You’ve seen the posts: Kylie Jenner and her ‘detox teas’; Gorgeous, hunky-dory models made of just three percent body fat posing with their salads; Cheap, ‘how to lose weight FAST’ guides on your Explore Page. And then you wonder, “Why am I so unsatisfied with my body?”


There was a period in which influencers would post-diet fads: gummy bears, teas, lollipops, supplements, etc. They would hold up their endorsed product and champion its miracle effects despite never once consuming that product themselves.


These diet fads perpetuated a weight-loss culture, but they didn’t help you lose weight.
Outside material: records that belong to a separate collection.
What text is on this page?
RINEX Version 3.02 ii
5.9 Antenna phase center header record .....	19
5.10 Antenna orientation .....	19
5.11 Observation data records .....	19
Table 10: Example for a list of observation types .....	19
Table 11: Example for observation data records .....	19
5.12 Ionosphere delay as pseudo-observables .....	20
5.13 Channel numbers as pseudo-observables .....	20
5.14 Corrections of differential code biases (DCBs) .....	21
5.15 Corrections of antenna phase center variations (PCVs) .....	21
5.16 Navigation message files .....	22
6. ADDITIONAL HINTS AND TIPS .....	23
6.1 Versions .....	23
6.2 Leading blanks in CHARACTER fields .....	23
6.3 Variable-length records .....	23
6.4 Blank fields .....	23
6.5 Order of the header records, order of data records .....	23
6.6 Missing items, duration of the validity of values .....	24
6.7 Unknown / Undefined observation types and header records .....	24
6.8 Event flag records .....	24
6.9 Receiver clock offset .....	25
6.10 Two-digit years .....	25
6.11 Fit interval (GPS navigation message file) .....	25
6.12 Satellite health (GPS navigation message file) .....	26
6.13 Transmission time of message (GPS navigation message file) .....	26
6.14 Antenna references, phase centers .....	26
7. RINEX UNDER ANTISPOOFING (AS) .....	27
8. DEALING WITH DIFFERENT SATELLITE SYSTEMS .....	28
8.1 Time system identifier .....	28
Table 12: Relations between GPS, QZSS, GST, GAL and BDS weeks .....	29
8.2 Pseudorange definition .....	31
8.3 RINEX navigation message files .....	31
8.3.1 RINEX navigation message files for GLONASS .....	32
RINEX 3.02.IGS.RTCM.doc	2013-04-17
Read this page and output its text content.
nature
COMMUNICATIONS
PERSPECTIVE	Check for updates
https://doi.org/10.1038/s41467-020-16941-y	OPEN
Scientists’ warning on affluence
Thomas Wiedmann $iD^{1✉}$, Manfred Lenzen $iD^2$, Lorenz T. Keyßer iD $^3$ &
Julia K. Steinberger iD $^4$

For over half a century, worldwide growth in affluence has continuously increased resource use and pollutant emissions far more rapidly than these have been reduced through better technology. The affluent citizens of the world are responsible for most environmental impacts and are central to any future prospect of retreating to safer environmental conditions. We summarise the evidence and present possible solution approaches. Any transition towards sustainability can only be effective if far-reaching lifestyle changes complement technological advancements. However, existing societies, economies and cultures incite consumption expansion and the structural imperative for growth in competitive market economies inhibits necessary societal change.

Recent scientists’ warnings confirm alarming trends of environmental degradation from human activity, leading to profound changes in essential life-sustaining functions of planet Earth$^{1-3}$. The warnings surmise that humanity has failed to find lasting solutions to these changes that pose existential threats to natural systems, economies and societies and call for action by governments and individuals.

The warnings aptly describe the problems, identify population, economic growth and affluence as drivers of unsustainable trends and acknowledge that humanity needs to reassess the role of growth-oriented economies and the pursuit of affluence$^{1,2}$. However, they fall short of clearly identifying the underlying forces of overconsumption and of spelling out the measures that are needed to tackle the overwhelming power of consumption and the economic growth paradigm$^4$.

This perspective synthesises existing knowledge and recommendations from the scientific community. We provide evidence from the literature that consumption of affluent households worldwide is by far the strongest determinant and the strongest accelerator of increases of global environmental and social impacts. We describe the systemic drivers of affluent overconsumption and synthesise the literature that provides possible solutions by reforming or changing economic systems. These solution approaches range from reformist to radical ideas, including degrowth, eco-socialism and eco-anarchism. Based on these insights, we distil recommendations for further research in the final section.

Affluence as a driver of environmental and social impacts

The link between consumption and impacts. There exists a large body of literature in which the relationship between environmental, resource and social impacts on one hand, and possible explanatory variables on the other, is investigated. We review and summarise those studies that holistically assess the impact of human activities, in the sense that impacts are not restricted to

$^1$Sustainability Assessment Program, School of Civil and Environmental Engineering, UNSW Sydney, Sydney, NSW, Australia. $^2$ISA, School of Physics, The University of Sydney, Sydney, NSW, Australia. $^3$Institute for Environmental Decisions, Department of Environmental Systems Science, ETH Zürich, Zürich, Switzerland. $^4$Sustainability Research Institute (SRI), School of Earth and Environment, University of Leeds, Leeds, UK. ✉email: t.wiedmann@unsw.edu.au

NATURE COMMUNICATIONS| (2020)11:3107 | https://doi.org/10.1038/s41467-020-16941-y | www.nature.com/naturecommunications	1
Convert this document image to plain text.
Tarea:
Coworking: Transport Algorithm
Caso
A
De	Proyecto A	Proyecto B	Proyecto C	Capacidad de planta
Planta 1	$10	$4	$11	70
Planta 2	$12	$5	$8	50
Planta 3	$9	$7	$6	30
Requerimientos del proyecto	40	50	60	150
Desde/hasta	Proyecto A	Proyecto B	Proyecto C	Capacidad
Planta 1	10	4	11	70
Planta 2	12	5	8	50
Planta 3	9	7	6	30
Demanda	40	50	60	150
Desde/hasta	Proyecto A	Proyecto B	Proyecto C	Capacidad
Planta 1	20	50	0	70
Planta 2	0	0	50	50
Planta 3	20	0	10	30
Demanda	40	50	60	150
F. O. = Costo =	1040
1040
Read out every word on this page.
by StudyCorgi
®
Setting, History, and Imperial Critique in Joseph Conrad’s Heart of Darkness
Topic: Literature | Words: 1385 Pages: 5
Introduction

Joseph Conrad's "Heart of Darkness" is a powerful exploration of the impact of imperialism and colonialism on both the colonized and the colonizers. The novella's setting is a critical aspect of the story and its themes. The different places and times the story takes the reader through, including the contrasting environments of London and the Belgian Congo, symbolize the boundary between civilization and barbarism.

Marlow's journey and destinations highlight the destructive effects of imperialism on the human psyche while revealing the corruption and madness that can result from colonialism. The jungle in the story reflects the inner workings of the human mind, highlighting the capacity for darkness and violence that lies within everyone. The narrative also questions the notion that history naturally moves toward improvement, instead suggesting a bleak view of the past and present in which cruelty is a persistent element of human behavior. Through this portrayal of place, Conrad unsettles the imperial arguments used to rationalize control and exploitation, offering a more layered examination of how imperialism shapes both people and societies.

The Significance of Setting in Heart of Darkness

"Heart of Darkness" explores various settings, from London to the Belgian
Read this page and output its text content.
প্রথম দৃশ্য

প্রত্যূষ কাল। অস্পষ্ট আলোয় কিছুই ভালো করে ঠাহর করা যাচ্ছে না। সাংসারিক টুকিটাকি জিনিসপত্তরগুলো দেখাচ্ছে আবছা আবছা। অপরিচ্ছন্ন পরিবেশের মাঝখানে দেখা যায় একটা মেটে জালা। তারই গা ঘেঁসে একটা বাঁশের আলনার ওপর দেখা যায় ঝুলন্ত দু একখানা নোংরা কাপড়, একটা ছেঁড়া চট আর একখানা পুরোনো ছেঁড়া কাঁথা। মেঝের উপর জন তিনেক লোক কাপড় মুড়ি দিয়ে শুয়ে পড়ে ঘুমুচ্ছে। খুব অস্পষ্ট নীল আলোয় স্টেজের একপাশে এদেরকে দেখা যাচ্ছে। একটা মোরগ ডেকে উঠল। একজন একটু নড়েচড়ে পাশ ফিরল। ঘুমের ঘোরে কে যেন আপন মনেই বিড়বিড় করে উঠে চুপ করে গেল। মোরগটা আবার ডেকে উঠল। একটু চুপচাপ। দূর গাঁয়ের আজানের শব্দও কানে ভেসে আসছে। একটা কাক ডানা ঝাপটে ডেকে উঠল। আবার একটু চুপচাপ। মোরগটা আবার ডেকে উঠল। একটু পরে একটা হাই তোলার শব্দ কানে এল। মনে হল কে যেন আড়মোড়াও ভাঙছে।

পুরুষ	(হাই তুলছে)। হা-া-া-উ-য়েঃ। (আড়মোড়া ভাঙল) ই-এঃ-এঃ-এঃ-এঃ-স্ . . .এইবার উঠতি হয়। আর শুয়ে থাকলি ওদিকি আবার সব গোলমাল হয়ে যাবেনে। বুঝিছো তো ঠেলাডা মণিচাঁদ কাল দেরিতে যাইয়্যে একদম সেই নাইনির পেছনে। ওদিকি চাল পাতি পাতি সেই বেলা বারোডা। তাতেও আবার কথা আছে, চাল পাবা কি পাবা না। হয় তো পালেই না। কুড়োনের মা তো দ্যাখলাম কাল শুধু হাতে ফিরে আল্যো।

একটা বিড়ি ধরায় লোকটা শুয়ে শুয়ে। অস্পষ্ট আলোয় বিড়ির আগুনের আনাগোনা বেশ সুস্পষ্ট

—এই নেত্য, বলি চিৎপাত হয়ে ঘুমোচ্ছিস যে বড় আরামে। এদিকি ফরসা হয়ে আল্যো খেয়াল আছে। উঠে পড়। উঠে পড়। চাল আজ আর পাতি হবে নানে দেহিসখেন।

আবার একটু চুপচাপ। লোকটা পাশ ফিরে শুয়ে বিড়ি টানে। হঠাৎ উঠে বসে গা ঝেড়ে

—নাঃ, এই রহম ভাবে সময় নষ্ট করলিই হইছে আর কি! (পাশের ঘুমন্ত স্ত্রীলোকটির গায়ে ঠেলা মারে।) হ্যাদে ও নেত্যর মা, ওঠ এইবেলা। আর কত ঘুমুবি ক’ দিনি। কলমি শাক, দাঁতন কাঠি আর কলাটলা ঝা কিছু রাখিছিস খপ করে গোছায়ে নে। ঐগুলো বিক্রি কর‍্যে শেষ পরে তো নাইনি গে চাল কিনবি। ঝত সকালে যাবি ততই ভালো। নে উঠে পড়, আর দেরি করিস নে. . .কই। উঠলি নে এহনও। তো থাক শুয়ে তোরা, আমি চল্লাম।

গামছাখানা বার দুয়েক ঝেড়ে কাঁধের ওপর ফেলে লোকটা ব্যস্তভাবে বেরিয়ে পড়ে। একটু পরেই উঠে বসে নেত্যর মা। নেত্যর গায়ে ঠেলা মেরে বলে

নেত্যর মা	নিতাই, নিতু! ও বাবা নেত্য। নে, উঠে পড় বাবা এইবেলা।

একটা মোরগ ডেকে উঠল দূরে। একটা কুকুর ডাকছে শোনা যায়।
They were simply laxatives and appetite suppressants.


‘Diet Culture’, the idea that being skinny equates to being healthy, is ingrained into every community. Social media platforms like Instagram and Tumblr only create a bigger echo chamber for diet culture to breed and fester. It’s why we all want to lose weight.


We might congratulate a skinny, malnourished person who eats nothing but fast food and pizza, but we fat-shame a heavier person who is at their natural weight and has a balanced diet.


The truth is, you can be “attractive looking” by societal standards and still be malnourished. You can have abs and rock Chris Evans’ Dorito bod, but still feel miserable, cold, and constantly hungry.


Nicola Rinaldi, author of ‘No Period. Now What?’ with a Ph.D. in computational biology, says, “The idea of healthy equals a look is really problematic. To me, healthy equals to functioning well.”


And that can be at a wide range of sizes, shapes, and looks.


Stephanie Buttermore, a fitness guru on Youtube with a previously insatiable hunger, recently embarked on a journey to fix her relationship with food. Though her body used to fit society’s standards of ‘aesthetically pleasing’, she felt easily irritable and an immense amount of pressure. The sacrifice Stephanie’s body had made for ‘fitness aesthetics’ resulted in brittle hair and nails, lethargy, and even a loss in menstruation for more than three months.


She decided to go ‘all in’, meaning that now she eats to satiety every day. A year of weight gain later, she is finally happy and healthy.


She’s heavier, but she’s at her healthiest.